Il grafico di ieri sognava la targhetta in finto bronzo fuori dalla porta e il segnaposto sulla propria scrivania a decretare la sua creatività. Ore passate a correggere negativi, ad aspettare che Photoshop 1.0 ruotasse di novanta gradi un'immagine, a controllare pellicole e fare mock-up con carta e forbici, ore passate in macchina per raggiungere clienti distanti e farsi firmare stampe approssimative. Erano i tempi dei creativi templari, con segreti scoperti a forza di unghiate e sudore, segreti che dovevano restare tali: io so perchè ci sono arrivato da solo, tu non saprai mai cosa fonda la mia professionalità.
Ora, forse, tutto questo non ha più un gran senso.

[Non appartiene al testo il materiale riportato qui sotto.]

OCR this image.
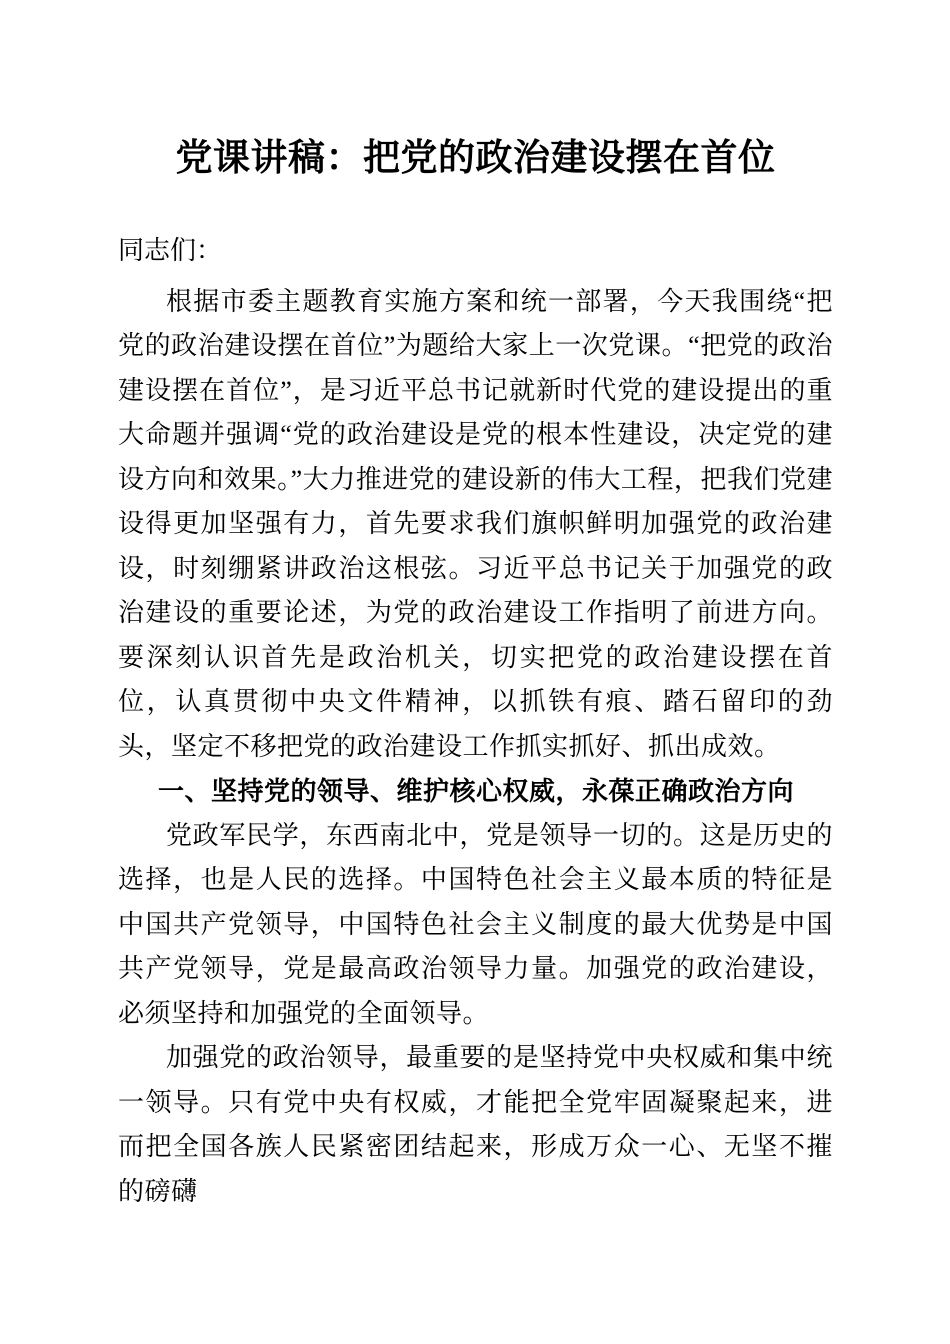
党课讲稿：把党的政治建设摆在首位

同志们：

根据市委主题教育实施方案和统一部署，今天我围绕“把党的政治建设摆在首位”为题给大家上一次党课。“把党的政治建设摆在首位”，是习近平总书记就新时代党的建设提出的重大命题并强调“党的政治建设是党的根本性建设，决定党的建设方向和效果。”大力推进党的建设新的伟大工程，把我们党建设得更加坚强有力，首先要求我们旗帜鲜明加强党的政治建设，时刻绷紧讲政治这根弦。习近平总书记关于加强党的政治建设的重要论述，为党的政治建设工作指明了前进方向。要深刻认识首先是政治机关，切实把党的政治建设摆在首位，认真贯彻中央文件精神，以抓铁有痕、踏石留印的劲头，坚定不移把党的政治建设工作抓实抓好、抓出成效。

一、坚持党的领导、维护核心权威，永葆正确政治方向

党政军民学，东西南北中，党是领导一切的。这是历史的选择，也是人民的选择。中国特色社会主义最本质的特征是中国共产党领导，中国特色社会主义制度的最大优势是中国共产党领导，党是最高政治领导力量。加强党的政治建设，必须坚持和加强党的全面领导。

加强党的政治领导，最重要的是坚持党中央权威和集中统一领导。只有党中央有权威，才能把全党牢固凝聚起来，进而把全国各族人民紧密团结起来，形成万众一心、无坚不摧的磅礴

Da una parte ci sono tecnologie enormi e alla portata di chiunque; ci sono informazioni reperibili in pochi secondi su qualunque argomento; ci sono tutorial e idee a pochi clic di distanza; ci sono archivi di foto, archivi di font, archivi di progetti, archivi di persone, archivi di soluzioni; ci sono creativi che diffondono gratuitamente stimoli e capacità. Dall'altra parte, c'è un mondo del lavoro sempre più difficile, ci sono clienti noiosi e seduti su se stessi, ci sono aziende sempre meno desiderose di assumere e giovani menti illuminate sempre più ansiose di essere, come si dice, imprenditrici di se stesse.
E allora, dico io: dov'è il quid che distingue un supergrafico da un mortale grafico?
Sono le proprie competenze tecniche? O sono le idee? O il modo di realizzarle? O la velocità? O le possibilità di applicazione? O quanto si riesce a venderle?